The exhibition “Josef Hoffmann – Koloman Moser” by MAK curator Rainald Franz celebrates one of the greatest partnerships in the golden age of Viennese design. Both creative and business partners, the disciplined Hoffmann and the ardent Moser worked together for decades until Moser’s early death in 1918 of the Spanish ‘flu that also claimed Klimt and Egon Schiele. Hoffmann was a trained architect who could sketch beautifully, Moser a bold expressionist painter who loved design.
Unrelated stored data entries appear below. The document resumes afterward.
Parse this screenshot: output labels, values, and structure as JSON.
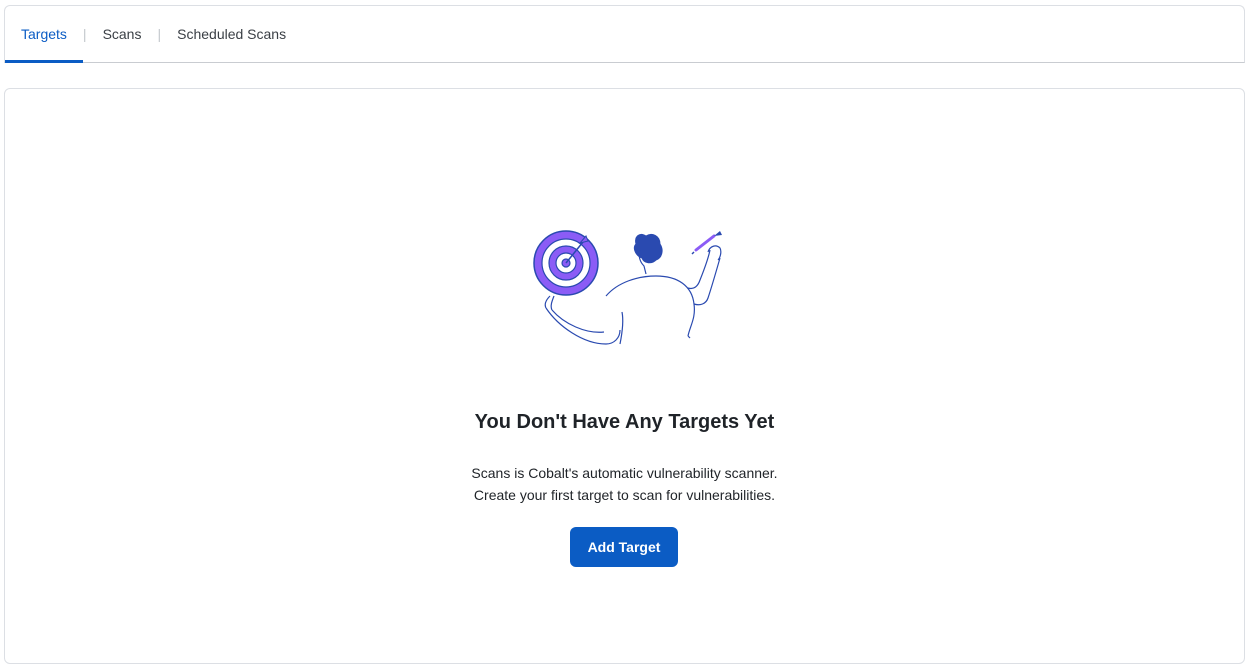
{
  "tabs": [
    {
      "label": "Targets",
      "active": true
    },
    {
      "label": "Scans",
      "active": false
    },
    {
      "label": "Scheduled Scans",
      "active": false
    }
  ],
  "tab_separator": "|",
  "empty_state": {
    "illustration_icon": "person-with-dartboard-illustration",
    "title": "You Don't Have Any Targets Yet",
    "description_line1": "Scans is Cobalt's automatic vulnerability scanner.",
    "description_line2": "Create your first target to scan for vulnerabilities.",
    "button_label": "Add Target"
  },
  "colors": {
    "accent": "#0b5cc4",
    "illustration_purple": "#8b5cf6",
    "illustration_stroke": "#2a4ab0"
  }
}
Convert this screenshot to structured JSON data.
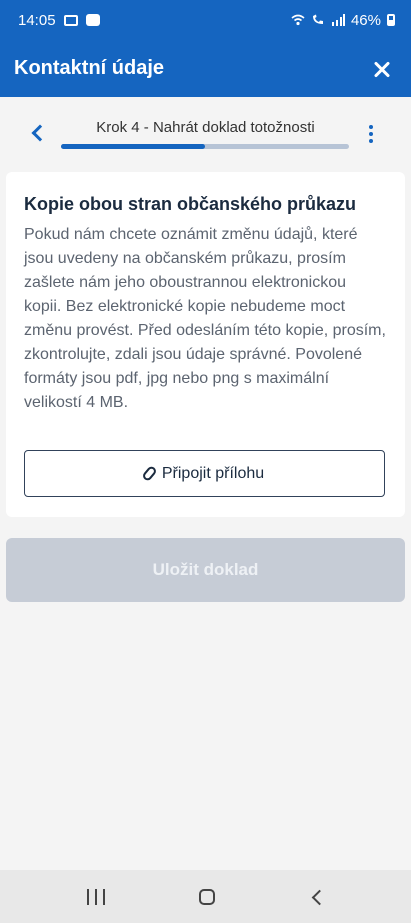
{
  "status_bar": {
    "time": "14:05",
    "battery": "46%"
  },
  "app_bar": {
    "title": "Kontaktní údaje"
  },
  "step": {
    "label": "Krok 4 - Nahrát doklad totožnosti",
    "progress_fraction": 0.5
  },
  "card": {
    "title": "Kopie obou stran občanského průkazu",
    "text": "Pokud nám chcete oznámit změnu údajů, které jsou uvedeny na občanském průkazu, prosím zašlete nám jeho oboustrannou elektronickou kopii. Bez elektronické kopie nebudeme moct změnu provést. Před odesláním této kopie, prosím, zkontrolujte, zdali jsou údaje správné. Povolené formáty jsou pdf, jpg nebo png s maximální velikostí 4 MB.",
    "attach_label": "Připojit přílohu"
  },
  "save": {
    "label": "Uložit doklad"
  },
  "colors": {
    "primary": "#1565c0",
    "disabled_button": "#c6ccd6",
    "background": "#f4f4f4"
  },
  "icons": {
    "back": "chevron-left-icon",
    "close": "close-icon",
    "more": "more-vertical-icon",
    "attach": "paperclip-icon"
  }
}
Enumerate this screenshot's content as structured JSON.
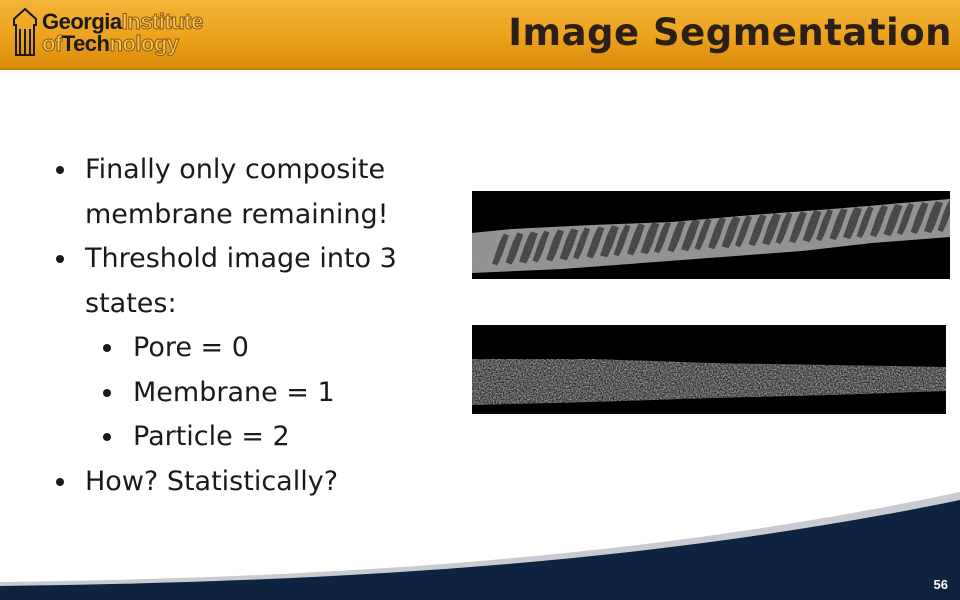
{
  "header": {
    "logo": {
      "line1_bold": "Georgia",
      "line1_light": "Institute",
      "line2_light1": "of",
      "line2_bold": "Tech",
      "line2_light2": "nology"
    },
    "title": "Image Segmentation"
  },
  "bullets": [
    {
      "level": 1,
      "text": "Finally only composite"
    },
    {
      "level": 1,
      "text": "membrane remaining!",
      "continuation": true
    },
    {
      "level": 1,
      "text": "Threshold image into 3"
    },
    {
      "level": 1,
      "text": "states:",
      "continuation": true
    },
    {
      "level": 2,
      "text": "Pore = 0"
    },
    {
      "level": 2,
      "text": "Membrane = 1"
    },
    {
      "level": 2,
      "text": "Particle = 2"
    },
    {
      "level": 1,
      "text": "How? Statistically?"
    }
  ],
  "images": [
    {
      "name": "membrane-pores-image",
      "icon": "grayscale-micrograph"
    },
    {
      "name": "membrane-texture-image",
      "icon": "grayscale-micrograph"
    }
  ],
  "footer": {
    "page_number": "56",
    "colors": {
      "navy": "#0d2340",
      "silver": "#c8ccd2"
    }
  },
  "theme": {
    "header_gold": "#eca21c",
    "title_color": "#2b1f1a"
  }
}
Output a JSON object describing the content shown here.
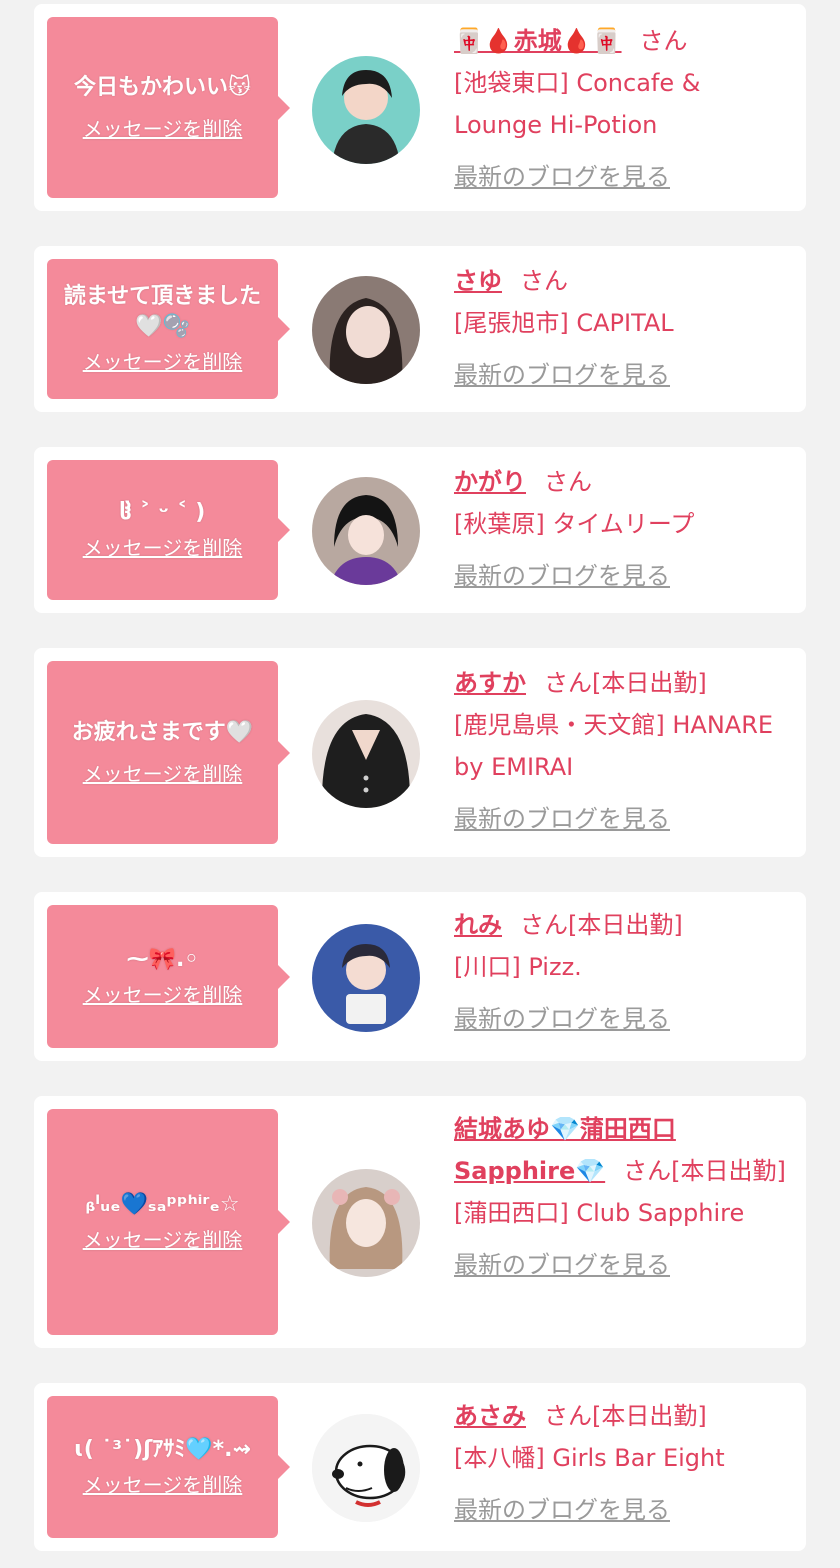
{
  "messages": [
    {
      "bubble_text": "今日もかわいい😽",
      "delete_label": "メッセージを削除",
      "cast_name": "🀄🩸赤城🩸🀄",
      "honorific": "さん",
      "status": "",
      "shop": "[池袋東口] Concafe & Lounge Hi-Potion",
      "blog_label": "最新のブログを見る",
      "avatar": "avatar-photo-woman-black-hair"
    },
    {
      "bubble_text": "読ませて頂きました🤍🫧",
      "delete_label": "メッセージを削除",
      "cast_name": "さゆ",
      "honorific": "さん",
      "status": "",
      "shop": "[尾張旭市] CAPITAL",
      "blog_label": "最新のブログを見る",
      "avatar": "avatar-photo-woman-dark-hair"
    },
    {
      "bubble_text": "ჱ̒ ˃ ᵕ ˂ )",
      "delete_label": "メッセージを削除",
      "cast_name": "かがり",
      "honorific": "さん",
      "status": "",
      "shop": "[秋葉原] タイムリープ",
      "blog_label": "最新のブログを見る",
      "avatar": "avatar-photo-woman-purple-outfit"
    },
    {
      "bubble_text": "お疲れさまです🤍",
      "delete_label": "メッセージを削除",
      "cast_name": "あすか",
      "honorific": "さん",
      "status": "[本日出勤]",
      "shop": "[鹿児島県・天文館] HANARE by EMIRAI",
      "blog_label": "最新のブログを見る",
      "avatar": "avatar-photo-black-dress"
    },
    {
      "bubble_text": "⁓🎀.◦",
      "delete_label": "メッセージを削除",
      "cast_name": "れみ",
      "honorific": "さん",
      "status": "[本日出勤]",
      "shop": "[川口] Pizz.",
      "blog_label": "最新のブログを見る",
      "avatar": "avatar-photo-woman-blue-background"
    },
    {
      "bubble_text": "ᵦˡᵤₑ💙ₛₐᵖᵖʰⁱʳₑ☆",
      "delete_label": "メッセージを削除",
      "cast_name": "結城あゆ💎蒲田西口Sapphire💎",
      "honorific": "さん",
      "status": "[本日出勤]",
      "shop": "[蒲田西口] Club Sapphire",
      "blog_label": "最新のブログを見る",
      "avatar": "avatar-photo-woman-light-hair"
    },
    {
      "bubble_text": "ɩ( ˙³˙)ʃｱｻﾐ🩵*.⇝",
      "delete_label": "メッセージを削除",
      "cast_name": "あさみ",
      "honorific": "さん",
      "status": "[本日出勤]",
      "shop": "[本八幡] Girls Bar Eight",
      "blog_label": "最新のブログを見る",
      "avatar": "avatar-snoopy-illustration"
    }
  ],
  "colors": {
    "accent": "#e0405e",
    "bubble": "#f48a9a",
    "link_gray": "#9a9a9a",
    "background": "#f2f2f2",
    "card": "#ffffff"
  }
}
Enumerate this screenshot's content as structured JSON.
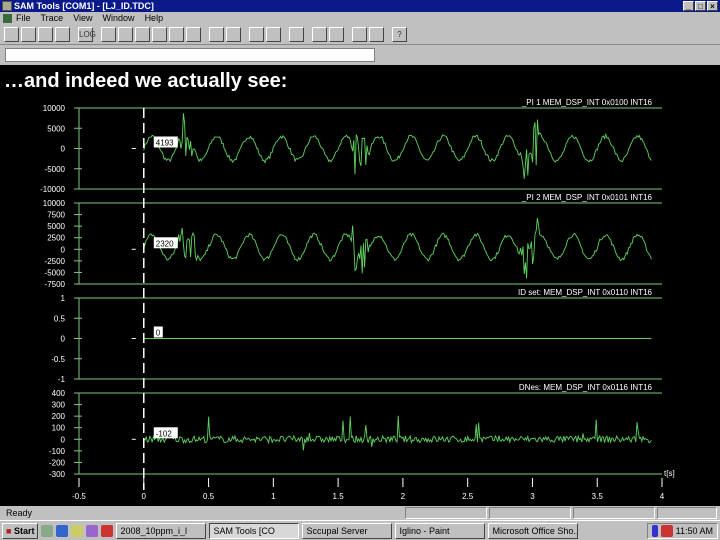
{
  "window": {
    "title": "SAM Tools [COM1] - [LJ_ID.TDC]",
    "controls": [
      "_",
      "□",
      "×"
    ]
  },
  "menu": [
    "File",
    "Trace",
    "View",
    "Window",
    "Help"
  ],
  "toolbar": {
    "icons": [
      "new-icon",
      "open-icon",
      "save-icon",
      "print-icon",
      "log-icon",
      "load-icon",
      "step-icon",
      "step2-icon",
      "run-icon",
      "stop-icon",
      "zoom-x-icon",
      "zoom-y-icon",
      "fit-icon",
      "grid-icon",
      "window-icon",
      "zoom-in-icon",
      "zoom-out-icon",
      "cascade-icon",
      "tile-h-icon",
      "tile-v-icon",
      "help-icon"
    ],
    "log_label": "LOG",
    "help_label": "?"
  },
  "command_input": {
    "value": ""
  },
  "heading": "…and indeed we actually see:",
  "chart_data": {
    "type": "line",
    "xlabel": "t[s]",
    "xlim": [
      -0.5,
      4
    ],
    "x_ticks": [
      "-0.5",
      "0",
      "0.5",
      "1",
      "1.5",
      "2",
      "2.5",
      "3",
      "3.5",
      "4"
    ],
    "cursor_x": 0,
    "panels": [
      {
        "title": "_PI 1 MEM_DSP_INT 0x0100 INT16",
        "ylim": [
          -10000,
          10000
        ],
        "y_ticks": [
          "10000",
          "5000",
          "0",
          "-5000",
          "-10000"
        ],
        "cursor_value": "4193"
      },
      {
        "title": "_PI 2 MEM_DSP_INT 0x0101 INT16",
        "ylim": [
          -7500,
          10000
        ],
        "y_ticks": [
          "10000",
          "7500",
          "5000",
          "2500",
          "0",
          "-2500",
          "-5000",
          "-7500"
        ],
        "cursor_value": "2320"
      },
      {
        "title": "ID set: MEM_DSP_INT 0x0110 INT16",
        "ylim": [
          -1,
          1
        ],
        "y_ticks": [
          "1",
          "0.5",
          "0",
          "-0.5",
          "-1"
        ],
        "cursor_value": "0"
      },
      {
        "title": "DNes: MEM_DSP_INT 0x0116 INT16",
        "ylim": [
          -300,
          400
        ],
        "y_ticks": [
          "400",
          "300",
          "200",
          "100",
          "0",
          "-100",
          "-200",
          "-300"
        ],
        "cursor_value": "-102"
      }
    ]
  },
  "status": "Ready",
  "taskbar": {
    "start": "Start",
    "tasks": [
      "2008_10ppm_i_l",
      "SAM Tools [CO",
      "Sccupal Server",
      "Iglino - Paint",
      "Microsoft Office Sho..."
    ],
    "active_index": 1,
    "clock": "11:50 AM"
  },
  "colors": {
    "trace": "#5fd35f",
    "axis": "#7fc77f",
    "titlebar": "#0a1a8a"
  }
}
Together they created the magical world on display in Brtnice.

Socialist benign neglect

This solid merchant’s house became the birthplace of the legendary Wiener Werkstätte (Viennese Workshops), at their peak a global lifestyle brand with stores in Zürich and New York. Changing tastes and the Depression forced the original WW into bankruptcy in 1932. After some bitter trademark wrangling in the early 2000s, two successors emerged to offer occasionally lovely, occasionally kitschy wares in the city today.

In Brtnice, their regular, arched rooms are decorated with Hoffmann’s signature motifs, a charming fusion of classic rural decoration and disciplined modernist -geometry. And thanks to the post war communist government’s chronic lack of funds for “improvements,” the house was used as a socialist workers’ club and the town library and left largely untouched.

Importantly for the exhibition, Hoffmann used the house as his Versuchswerkstatt (test lab) for many of his ideas, which he meticulously photo-documented.­­“A gift for us curators,” sighed Franz happily. One small, vaulted corner offers a Wiener Werkstätte panorama in miniature: Hoffmann’s severely abstract motif for the Cabaret Fledermaus, Moser’s charmingly lascivious poster for the 1899 Secession, a delicate little side-table of Shaker-like simplicity and sinuous wine glasses fit to turn Grüner Veltliner into nectar. And a woodcut print of Moser himself, the radical designer looking more like a benevolent provincial bank manager.

The distinctive Wiener Werkstätte was both uniquely Viennese and part of a pan-European movement. Hoffmann was often in London and Glasgow, where he worked closely with the great British art nouveau designer Rennie Mackintosh. The characteristic pierced metal tableware (vases, baskets etc.), so “typically” Wiener Werkstätte, owes much to the Glasgow school. This exhibition is a rare opportunity to make these connections, and spend a few hours pleasantly incarcerated in the enchanted world of Hoffmann and Moser – with the stony Adolf Loos no longer around to spoil the fun.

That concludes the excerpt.